Big roles for small RNAs in polyploidy, hybrid vigor, and hybrid incompatibility

• Published in: Current opinion in plant biology Vol. 15; no. 2; pp. 154 - 161
• Main Authors: Ng, Danny W-K, Lu, Jie, Chen, Z Jeffrey
• Format: Journal Article
• Language: English
• Published: Amsterdam Elsevier Ltd 01.04.2012; Elsevier
• Subjects: Biological and medical sciences; Fundamental and applied biological sciences. Psychology; Gene Expression Regulation, Plant; Hybrid Vigor - genetics; MicroRNAs - genetics; Polyploidy; RNA, Plant - genetics; RNA, Small Interfering - genetics; Incompatibility; Polyploidy; RNA; Plant biology; Hybrid; Review; Heterosis
• ISSN: 1369-5266; 1879-0356
• DOI: 10.1016/j.pbi.2012.01.007

► Several mechanisms regulate small RNAs in hybrids and allopolyploids. ► Quantitative and qualitative sRNA changes affect species variation and hybrid vigor. ► Maternal inheritance of siRNAs alters activities of TEs and TE-associated genes. ► Incompatible parental siNRAs lead to genome instability and hybrid incompatibility. ► The knowledge is valuable for improving many crops grown as hybrids and polyploids.

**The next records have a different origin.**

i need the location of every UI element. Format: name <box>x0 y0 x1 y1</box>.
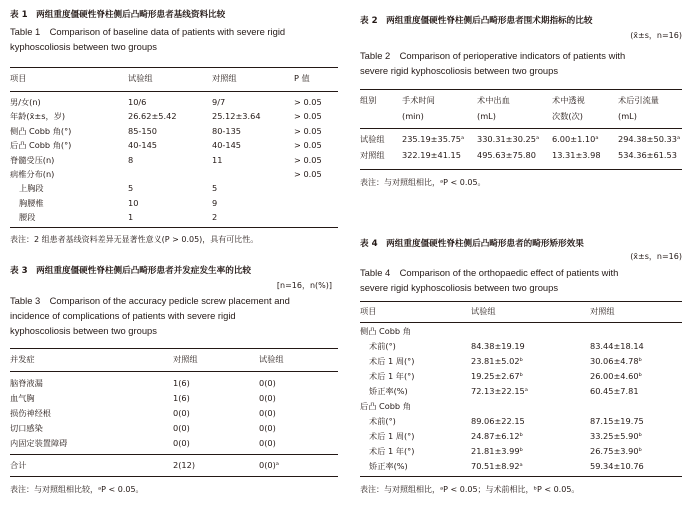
table-4-stat-tag: (x̄±s，n=16) <box>630 252 682 261</box>
table-4-header-rule <box>360 322 682 323</box>
table-2-header-rule <box>360 128 682 129</box>
table-1-body <box>10 97 338 227</box>
table-4-body <box>360 326 682 476</box>
row-value: 10 <box>128 197 139 208</box>
table-3-cn-title: 表 3 两组重度僵硬性脊柱侧后凸畸形患者并发症发生率的比较 <box>10 266 252 276</box>
table-1-header-test: 试验组 <box>128 73 153 83</box>
table-row <box>10 393 338 407</box>
table-2-header-op-time-unit: (min) <box>402 111 424 121</box>
table-row <box>360 371 682 385</box>
row-value: 9 <box>212 197 218 208</box>
row-value: 330.31±30.25ᵃ <box>477 134 540 144</box>
table-3-top-rule <box>10 348 338 349</box>
row-label: 损伤神经根 <box>10 408 51 418</box>
row-value: 0(0) <box>173 438 190 448</box>
table-row <box>360 386 682 400</box>
row-value: 85-150 <box>128 125 158 136</box>
row-value: 10/6 <box>128 97 147 107</box>
table-row <box>10 378 338 392</box>
table-3-stat-tag: [n=16，n(%)] <box>276 281 332 290</box>
table-2-en-title-line-1: Table 2 Comparison of perioperative indicators of patients with <box>360 50 626 61</box>
row-value: 1(6) <box>173 393 190 403</box>
table-3-total-rule <box>10 454 338 455</box>
row-label: 脊髓受压(n) <box>10 154 55 165</box>
row-value: 25.12±3.64 <box>212 111 261 122</box>
row-label: 上胸段 <box>19 183 44 194</box>
table-row <box>10 111 338 125</box>
table-1-bottom-rule <box>10 227 338 228</box>
table-1-header-item: 项目 <box>10 73 27 83</box>
table-2-body <box>360 134 682 168</box>
table-2-cn-title: 表 2 两组重度僵硬性脊柱侧后凸畸形患者围术期指标的比较 <box>360 16 593 26</box>
table-3-header-control: 对照组 <box>173 354 198 364</box>
row-value: 2 <box>212 212 218 223</box>
row-label: 脑脊液漏 <box>10 378 43 388</box>
table-1-en-title-line-2: kyphoscoliosis between two groups <box>10 41 157 52</box>
table-row <box>360 401 682 415</box>
row-value: 72.13±22.15ᵃ <box>471 386 528 396</box>
table-2-header-fluoroscopy: 术中透视 <box>552 95 585 105</box>
row-value: 0(0) <box>173 423 190 433</box>
table-2-bottom-rule <box>360 169 682 170</box>
table-row <box>360 341 682 355</box>
row-label: 侧凸 Cobb 角 <box>360 326 411 336</box>
table-row <box>10 126 338 140</box>
table-4-header-item: 项目 <box>360 306 377 316</box>
row-value: 89.06±22.15 <box>471 416 525 426</box>
table-row <box>360 461 682 475</box>
table-2-header-drainage-unit: (mL) <box>618 111 637 121</box>
row-value: 40-145 <box>128 140 158 151</box>
table-2-header-row-2 <box>360 111 682 125</box>
table-3-body <box>10 378 338 454</box>
table-2-top-rule <box>360 89 682 90</box>
table-row <box>10 140 338 154</box>
row-label: 侧凸 Cobb 角(°) <box>10 125 72 136</box>
row-value: 1(6) <box>173 378 190 388</box>
table-1-header-row <box>10 73 338 87</box>
row-value: 60.45±7.81 <box>590 386 639 396</box>
table-2-header-fluoroscopy-unit: 次数(次) <box>552 111 583 121</box>
row-value: > 0.05 <box>294 111 322 122</box>
table-3 <box>10 264 338 504</box>
table-3-total-test: 0(0)ᵃ <box>259 460 280 470</box>
row-value: 8 <box>128 154 134 165</box>
row-label: 内固定装置障碍 <box>10 438 68 448</box>
table-3-en-title-line-2: incidence of complications of patients with severe rigid <box>10 310 236 321</box>
table-row <box>10 183 338 197</box>
table-2-header-drainage: 术后引流量 <box>618 95 659 105</box>
row-label: 对照组 <box>360 150 385 160</box>
table-2-header-blood-loss: 术中出血 <box>477 95 510 105</box>
table-3-bottom-rule <box>10 476 338 477</box>
row-value: 23.81±5.02ᵇ <box>471 356 524 366</box>
row-value: 26.62±5.42 <box>128 111 177 122</box>
row-label: 胸腰椎 <box>19 197 44 208</box>
table-4-cn-title: 表 4 两组重度僵硬性脊柱侧后凸畸形患者的畸形矫形效果 <box>360 239 584 249</box>
row-label: 年龄(x̄±s，岁) <box>10 111 66 122</box>
table-1 <box>10 8 338 250</box>
table-4-en-title-line-1: Table 4 Comparison of the orthopaedic effect of patients with <box>360 267 619 278</box>
table-2-en-title-line-2: severe rigid kyphoscoliosis between two groups <box>360 65 559 76</box>
table-1-note: 表注：2 组患者基线资料差异无显著性意义(P > 0.05)，具有可比性。 <box>10 235 259 244</box>
table-3-total-control: 2(12) <box>173 460 196 470</box>
row-value: 0(0) <box>259 438 276 448</box>
row-value: 33.25±5.90ᵇ <box>590 431 643 441</box>
table-3-en-title-line-3: kyphoscoliosis between two groups <box>10 325 157 336</box>
row-label: 矫正率(%) <box>369 386 408 396</box>
row-value: 59.34±10.76 <box>590 461 644 471</box>
table-row <box>360 134 682 148</box>
table-4-header-test: 试验组 <box>471 306 496 316</box>
table-row <box>10 155 338 169</box>
row-label: 矫正率(%) <box>369 461 408 471</box>
table-3-total-label: 合计 <box>10 460 27 470</box>
row-label: 血气胸 <box>10 393 35 403</box>
row-value: 87.15±19.75 <box>590 416 644 426</box>
row-value: 1 <box>128 212 134 223</box>
row-value: 0(0) <box>259 408 276 418</box>
row-value: 0(0) <box>259 378 276 388</box>
row-value: > 0.05 <box>294 169 322 179</box>
table-3-total-row <box>10 460 338 474</box>
row-value: 13.31±3.98 <box>552 150 601 160</box>
table-row <box>10 423 338 437</box>
row-value: 83.44±18.14 <box>590 341 644 351</box>
row-value: > 0.05 <box>294 125 322 136</box>
table-3-header-row <box>10 354 338 368</box>
table-4-bottom-rule <box>360 476 682 477</box>
table-row <box>10 97 338 111</box>
table-1-header-p: P 值 <box>294 73 310 83</box>
row-value: 70.51±8.92ᵃ <box>471 461 523 471</box>
table-row <box>10 212 338 226</box>
table-2-header-op-time: 手术时间 <box>402 95 435 105</box>
row-label: 腰段 <box>19 212 36 223</box>
table-2-note: 表注：与对照组相比，ᵃP < 0.05。 <box>360 178 486 187</box>
row-value: 294.38±50.33ᵃ <box>618 134 681 144</box>
row-label: 病椎分布(n) <box>10 169 55 179</box>
row-label: 术后 1 年(°) <box>369 446 415 456</box>
table-4-note: 表注：与对照组相比，ᵃP < 0.05；与术前相比，ᵇP < 0.05。 <box>360 485 580 494</box>
table-4-top-rule <box>360 301 682 302</box>
row-label: 术前(°) <box>369 416 396 426</box>
table-3-header-rule <box>10 371 338 372</box>
table-2-header-group: 组别 <box>360 95 377 105</box>
table-4-en-title-line-2: severe rigid kyphoscoliosis between two groups <box>360 282 559 293</box>
row-value: 0(0) <box>259 423 276 433</box>
row-value: > 0.05 <box>294 154 322 165</box>
table-row <box>10 198 338 212</box>
table-3-header-complication: 并发症 <box>10 354 35 364</box>
row-label: 后凸 Cobb 角 <box>360 401 411 411</box>
row-value: 40-145 <box>212 140 242 151</box>
row-value: 5 <box>212 183 218 194</box>
table-4-header-control: 对照组 <box>590 306 615 316</box>
row-value: 495.63±75.80 <box>477 150 536 160</box>
table-row <box>360 326 682 340</box>
table-row <box>10 169 338 183</box>
table-1-en-title-line-1: Table 1 Comparison of baseline data of patients with severe rigid <box>10 26 286 37</box>
row-value: 30.06±4.78ᵇ <box>590 356 643 366</box>
table-1-cn-title: 表 1 两组重度僵硬性脊柱侧后凸畸形患者基线资料比较 <box>10 10 226 20</box>
table-2-header-blood-loss-unit: (mL) <box>477 111 496 121</box>
table-3-en-title-line-1: Table 3 Comparison of the accuracy pedicle screw placement and <box>10 295 290 306</box>
table-2 <box>360 14 682 194</box>
row-value: 21.81±3.99ᵇ <box>471 446 524 456</box>
row-label: 后凸 Cobb 角(°) <box>10 140 72 151</box>
table-row <box>360 356 682 370</box>
row-value: 0(0) <box>173 408 190 418</box>
row-value: 5 <box>128 183 134 194</box>
table-row <box>360 150 682 164</box>
table-row <box>10 408 338 422</box>
row-value: 19.25±2.67ᵇ <box>471 371 524 381</box>
row-value: 26.75±3.90ᵇ <box>590 446 643 456</box>
table-row <box>10 438 338 452</box>
table-2-stat-tag: (x̄±s，n=16) <box>630 31 682 40</box>
row-label: 切口感染 <box>10 423 43 433</box>
table-4 <box>360 237 682 505</box>
row-value: 6.00±1.10ᵃ <box>552 134 599 144</box>
row-value: 84.38±19.19 <box>471 341 525 351</box>
row-value: > 0.05 <box>294 140 322 151</box>
row-label: 术后 1 周(°) <box>369 431 415 441</box>
table-row <box>360 446 682 460</box>
table-row <box>360 431 682 445</box>
row-label: 术后 1 年(°) <box>369 371 415 381</box>
table-3-header-test: 试验组 <box>259 354 284 364</box>
row-value: 80-135 <box>212 125 242 136</box>
row-value: 9/7 <box>212 97 226 107</box>
row-label: 术后 1 周(°) <box>369 356 415 366</box>
table-3-note: 表注：与对照组相比较，ᵃP < 0.05。 <box>10 485 144 494</box>
row-value: 322.19±41.15 <box>402 150 461 160</box>
row-value: 235.19±35.75ᵃ <box>402 134 465 144</box>
table-1-top-rule <box>10 67 338 68</box>
row-value: 0(0) <box>259 393 276 403</box>
row-label: 男/女(n) <box>10 97 41 107</box>
row-value: 26.00±4.60ᵇ <box>590 371 643 381</box>
row-label: 试验组 <box>360 134 385 144</box>
row-label: 术前(°) <box>369 341 396 351</box>
table-row <box>360 416 682 430</box>
row-value: 11 <box>212 154 223 165</box>
row-value: > 0.05 <box>294 97 322 107</box>
table-4-header-row <box>360 306 682 320</box>
row-value: 534.36±61.53 <box>618 150 677 160</box>
table-1-header-rule <box>10 91 338 92</box>
table-2-header-row-1 <box>360 95 682 109</box>
row-value: 24.87±6.12ᵇ <box>471 431 524 441</box>
table-1-header-control: 对照组 <box>212 73 237 83</box>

Small RNAs, including microRNAs (miRNAs), small interfering RNAs (siRNAs), and trans-acting siRNAs (ta-siRNAs), mediate gene expression and epigenetic regulation. While siRNAs are highly diverged, miRNAs and ta-siRNAs are generally conserved but many are differentially expressed between related species and in interspecific hybrids and allopolyploids. On one hand, combination of diverged maternal and paternal siRNAs in the same nucleus may exert cis-acting and trans-acting effects on transposable elements (TEs) and TE-associated genes, leading to genomic instability and endosperm and embryo failures, constituting a bottleneck for the evolution of hybrids and polyploids. On the other hand, cis and trans-acting small RNAs induce quantitative and qualitative changes in epigenetic regulation, leading to morphological variation and hybrid vigor in F1 hybrids and stable allopolyploids as well as transgressive phenotypes in the progeny, increasing a potential for adaptive evolution.